Scientist Suzanne Simard researched B.C.’s forests and likens the biggest, oldest trees which have the most fungal connections, as mother trees. They will draw up water with their roots for the little saplings and share nutrients with neighbouring trees and if she notes their distress signals she will increase the flow.

Unlike humans, trees have figured out that individualism doesn’t work. “They live longest and reproduce most often in a healthy stable forest. They’ve evolved to help their neighbours.”

So, thinning the forest doesn’t actually help, although with more sun trees can grow faster, but their fungi support system is damaged with the missing bigger trees, the microclimate within the forest changes and trees die faster.

How do we know that one tree shares with others? In B.C. bears sit under trees and eat salmon, leaving the carcasses there. The tree absorbs the distinct salmon nitrogen and they have tracked it to other trees.

Another study shows that related pairs of trees recognized the root tips of their kin and favour them with carbon through the fungi network.

How about a sense of smell? In Africa when giraffes chew acacia leaves the tree emits a gas and neighboring acacias pump tannins into their leaves, which can sicken or kill large animals. (Giraffes have learned to eat into the wind so the gas doesn’t ‘warn’ the trees ahead of it though.)

How about a sense of taste? Caterpillar’s saliva, when eating elm and pines trees, cause them to release pheromones that attract parasitic wasps which lay eggs and the larvae eats the caterpillars.

When deer eat a branch, the trees recognizes the saliva and makes the leaves taste bad. When a human breaks a branch with his hands the tree sends healing substances. Trees communicate with chemical, hormonal and slow pulsing electrical signals. Edward Farmer has identified a voltage based signaling system similar to your nervous system. (He is not saying they have a brain or neurons though.) They do recognize alarm and distress. Cut yourself and an electrical signal is sent to the brain; cut a tree and an electrical signal is also sent.

Some scientists don’t like some researches like Wohlleben and Simard who relate tree’s reactions to humans, yet somehow when you read the information it certainly pops into your mind. One scientist says “they aren’t sending signals to other trees they are sending distress chemicals. Other trees are picking them up. There is no intention to warn.” I would ask, why do they bother sending the signal them?

This emerging idea that trees are intelligent is not believed by all. But is the idea emerging? Hasn’t it always been around, not just in books and movies but in medieval and ancient folklore?

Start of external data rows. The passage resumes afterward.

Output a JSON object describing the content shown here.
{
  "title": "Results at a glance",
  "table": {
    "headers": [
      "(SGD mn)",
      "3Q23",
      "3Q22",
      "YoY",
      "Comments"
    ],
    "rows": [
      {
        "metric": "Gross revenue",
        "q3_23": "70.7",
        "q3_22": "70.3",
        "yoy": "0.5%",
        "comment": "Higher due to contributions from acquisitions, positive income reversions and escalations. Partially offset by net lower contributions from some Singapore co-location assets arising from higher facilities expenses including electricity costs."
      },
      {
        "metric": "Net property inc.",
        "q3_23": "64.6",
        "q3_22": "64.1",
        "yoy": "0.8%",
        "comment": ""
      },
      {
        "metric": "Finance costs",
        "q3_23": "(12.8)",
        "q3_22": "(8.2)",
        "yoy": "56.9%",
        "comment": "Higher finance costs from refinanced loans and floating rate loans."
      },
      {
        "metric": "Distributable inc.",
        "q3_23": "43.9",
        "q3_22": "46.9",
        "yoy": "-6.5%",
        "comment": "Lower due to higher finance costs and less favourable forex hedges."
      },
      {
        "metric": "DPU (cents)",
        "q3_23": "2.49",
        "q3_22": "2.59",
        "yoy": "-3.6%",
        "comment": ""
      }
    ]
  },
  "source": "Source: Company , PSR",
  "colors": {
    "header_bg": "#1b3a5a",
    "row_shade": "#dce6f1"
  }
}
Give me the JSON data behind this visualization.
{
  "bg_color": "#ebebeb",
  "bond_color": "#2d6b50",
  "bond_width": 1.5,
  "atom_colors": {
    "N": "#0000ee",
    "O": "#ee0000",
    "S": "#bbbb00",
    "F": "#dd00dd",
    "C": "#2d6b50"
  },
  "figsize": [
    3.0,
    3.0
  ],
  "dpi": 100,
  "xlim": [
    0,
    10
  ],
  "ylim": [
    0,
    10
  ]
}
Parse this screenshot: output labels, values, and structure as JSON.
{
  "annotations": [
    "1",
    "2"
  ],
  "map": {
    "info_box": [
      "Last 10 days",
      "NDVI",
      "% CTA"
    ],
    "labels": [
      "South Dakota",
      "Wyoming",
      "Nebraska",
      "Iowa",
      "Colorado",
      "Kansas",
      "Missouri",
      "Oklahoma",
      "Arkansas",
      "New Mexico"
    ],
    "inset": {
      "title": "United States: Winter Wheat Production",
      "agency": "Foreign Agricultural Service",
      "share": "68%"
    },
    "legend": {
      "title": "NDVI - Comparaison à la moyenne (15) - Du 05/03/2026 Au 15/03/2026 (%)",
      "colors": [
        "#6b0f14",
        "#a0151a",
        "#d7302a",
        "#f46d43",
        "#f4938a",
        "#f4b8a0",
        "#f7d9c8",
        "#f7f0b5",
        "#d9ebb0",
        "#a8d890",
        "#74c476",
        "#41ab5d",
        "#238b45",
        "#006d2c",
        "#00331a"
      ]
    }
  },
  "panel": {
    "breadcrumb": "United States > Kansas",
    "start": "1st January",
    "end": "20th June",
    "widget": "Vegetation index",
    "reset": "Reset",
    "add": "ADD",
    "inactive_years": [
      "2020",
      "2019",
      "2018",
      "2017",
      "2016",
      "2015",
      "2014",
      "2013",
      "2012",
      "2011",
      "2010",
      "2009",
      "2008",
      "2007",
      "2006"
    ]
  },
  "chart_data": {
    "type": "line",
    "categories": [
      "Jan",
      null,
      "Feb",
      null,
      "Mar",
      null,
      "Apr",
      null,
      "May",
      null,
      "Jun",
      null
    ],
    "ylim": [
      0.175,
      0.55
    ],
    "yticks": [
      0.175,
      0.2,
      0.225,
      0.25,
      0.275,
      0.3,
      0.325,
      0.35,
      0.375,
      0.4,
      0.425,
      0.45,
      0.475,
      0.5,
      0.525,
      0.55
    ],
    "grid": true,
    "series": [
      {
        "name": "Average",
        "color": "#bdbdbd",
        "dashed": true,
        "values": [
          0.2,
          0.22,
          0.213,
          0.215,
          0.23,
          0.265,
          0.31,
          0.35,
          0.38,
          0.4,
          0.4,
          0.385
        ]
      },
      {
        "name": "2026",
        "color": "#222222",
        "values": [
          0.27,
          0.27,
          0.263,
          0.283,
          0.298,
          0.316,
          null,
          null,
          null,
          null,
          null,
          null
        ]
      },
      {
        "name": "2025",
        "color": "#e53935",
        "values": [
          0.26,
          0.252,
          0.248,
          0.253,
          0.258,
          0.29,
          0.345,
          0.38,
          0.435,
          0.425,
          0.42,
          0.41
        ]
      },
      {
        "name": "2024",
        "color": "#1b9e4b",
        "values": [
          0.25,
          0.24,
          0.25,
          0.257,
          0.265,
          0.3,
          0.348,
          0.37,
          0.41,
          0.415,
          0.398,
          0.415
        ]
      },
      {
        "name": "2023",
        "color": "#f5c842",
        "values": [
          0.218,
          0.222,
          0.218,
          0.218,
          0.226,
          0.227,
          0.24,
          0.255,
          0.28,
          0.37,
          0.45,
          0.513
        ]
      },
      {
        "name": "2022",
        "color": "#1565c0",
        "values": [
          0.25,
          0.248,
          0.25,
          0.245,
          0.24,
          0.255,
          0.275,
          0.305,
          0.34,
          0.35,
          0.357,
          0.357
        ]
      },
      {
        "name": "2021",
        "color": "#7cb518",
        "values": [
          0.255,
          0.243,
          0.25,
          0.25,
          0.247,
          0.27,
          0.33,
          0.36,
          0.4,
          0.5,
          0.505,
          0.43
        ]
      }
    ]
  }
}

What did the ancients know that has been forgotten over time? Are we relearning the past? The Greeks had trees prophesize. Roman fables include talking trees. North American Natives also have stories of talking trees. Even my parents told me to talk nice to my plants in the house. Studies have been done on plants too, and guess what? They are alive, and they function in ways we cannot imagine.

Perhaps modern civilized man is finally proving what some humans have known for millennium and we need to change our attitude toward everything that surrounds us in nature because they are much more than most of us have ever dreamt they could be.